In November, regulators halted the IPO of Ant Group, which was expected to be a record-setting dual listing in Shanghai and Hong Kong just days before the planned public offering. Since then, Ant Group, a fintech firm that spun out of Alibaba, has been undergoing restructuring. An antitrust investigation into Alibaba also resulted in a $2.8 billion fine—the largest ever in China.
“Three companies is a pretty small sample, but it certainly looks as if Beijing is continuing with its efforts to bring even the biggest tech giants under firm control by the party-state,” says Aaron Friedberg, a politics and international affairs professor at Princeton University. “If they aren’t being actively squeezed out, some CEOs may be choosing to step aside to avoid the possibility of running afoul of the regime, with all that that could entail for their personal fortunes and their freedom.”

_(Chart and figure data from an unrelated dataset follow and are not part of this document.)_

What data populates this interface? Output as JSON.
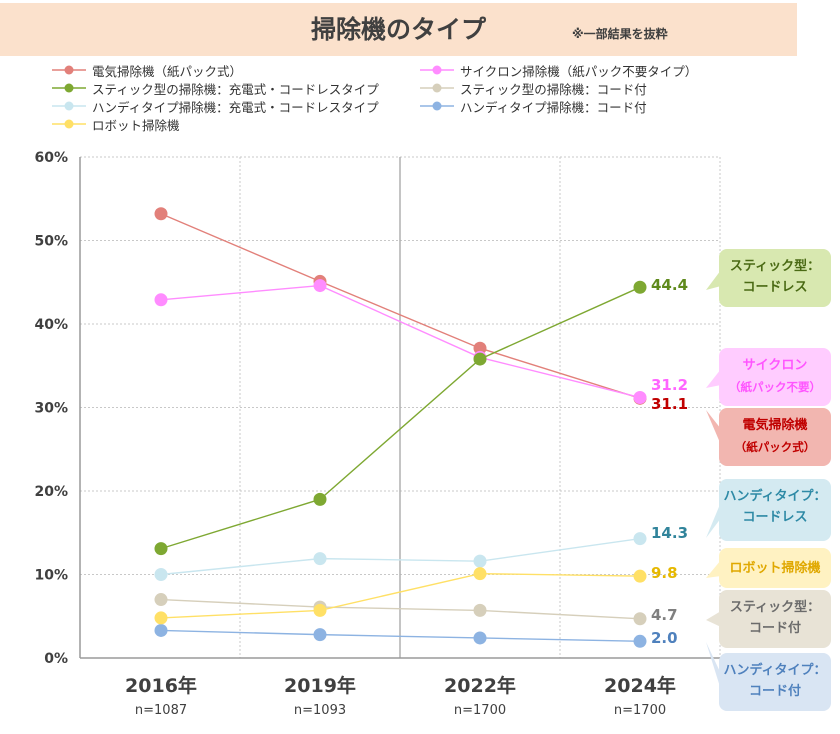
{
  "title": "掃除機のタイプ",
  "note": "※一部結果を抜粋",
  "chart_data": {
    "type": "line",
    "categories": [
      "2016年",
      "2019年",
      "2022年",
      "2024年"
    ],
    "sample_sizes": [
      "n=1087",
      "n=1093",
      "n=1700",
      "n=1700"
    ],
    "y_ticks": [
      "0%",
      "10%",
      "20%",
      "30%",
      "40%",
      "50%",
      "60%"
    ],
    "ylim": [
      0,
      60
    ],
    "grid": true,
    "legend_position": "top",
    "series": [
      {
        "name": "電気掃除機（紙パック式）",
        "color": "#e2807a",
        "values": [
          53.2,
          45.1,
          37.1,
          31.1
        ],
        "last_label": "31.1",
        "label_color": "#c00000"
      },
      {
        "name": "サイクロン掃除機（紙パック不要タイプ）",
        "color": "#ff8cff",
        "values": [
          42.9,
          44.6,
          36.0,
          31.2
        ],
        "last_label": "31.2",
        "label_color": "#ff66ff"
      },
      {
        "name": "スティック型の掃除機：充電式・コードレスタイプ",
        "color": "#7ea832",
        "values": [
          13.1,
          19.0,
          35.8,
          44.4
        ],
        "last_label": "44.4",
        "label_color": "#5f8a1c"
      },
      {
        "name": "スティック型の掃除機：コード付",
        "color": "#d6cfbb",
        "values": [
          7.0,
          6.1,
          5.7,
          4.7
        ],
        "last_label": "4.7",
        "label_color": "#7f7f7f"
      },
      {
        "name": "ハンディタイプ掃除機：充電式・コードレスタイプ",
        "color": "#c9e6ef",
        "values": [
          10.0,
          11.9,
          11.6,
          14.3
        ],
        "last_label": "14.3",
        "label_color": "#31849b"
      },
      {
        "name": "ハンディタイプ掃除機：コード付",
        "color": "#8db3e2",
        "values": [
          3.3,
          2.8,
          2.4,
          2.0
        ],
        "last_label": "2.0",
        "label_color": "#4f81bd"
      },
      {
        "name": "ロボット掃除機",
        "color": "#ffe066",
        "values": [
          4.8,
          5.7,
          10.1,
          9.8
        ],
        "last_label": "9.8",
        "label_color": "#e6b800"
      }
    ],
    "callouts": [
      {
        "line1": "スティック型：",
        "line2": "コードレス",
        "bg": "#d8e8b0",
        "text_color": "#4a6a14"
      },
      {
        "line1": "サイクロン",
        "line2": "（紙パック不要）",
        "bg": "#ffccff",
        "text_color": "#ff55ff"
      },
      {
        "line1": "電気掃除機",
        "line2": "（紙パック式）",
        "bg": "#f2b6b0",
        "text_color": "#c00000"
      },
      {
        "line1": "ハンディタイプ：",
        "line2": "コードレス",
        "bg": "#d4eaf1",
        "text_color": "#2e8aa6"
      },
      {
        "line1": "ロボット掃除機",
        "line2": "",
        "bg": "#fff2c2",
        "text_color": "#e0a800"
      },
      {
        "line1": "スティック型：",
        "line2": "コード付",
        "bg": "#e8e3d6",
        "text_color": "#6b6b6b"
      },
      {
        "line1": "ハンディタイプ：",
        "line2": "コード付",
        "bg": "#d9e5f3",
        "text_color": "#4f81bd"
      }
    ]
  }
}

The resignations of Zhang, Huang and Ma have come as tech companies are increasingly being put under a microscope in China, as President Xi Jinping looks to rein in the power and risks posed by the new tech giants. Besides Alibaba, news reports emerged in April that internet media firm Tencent, best known for its online games and messenger app WeChat, is facing a potential $1.5 billion fine as part of an antitrust investigation. A spokesperson for Tencent did not reply to a request for comment. Hong Kong listed e-commerce firm Meituan also announced in the same month that it’s under an antitrust investigation in China.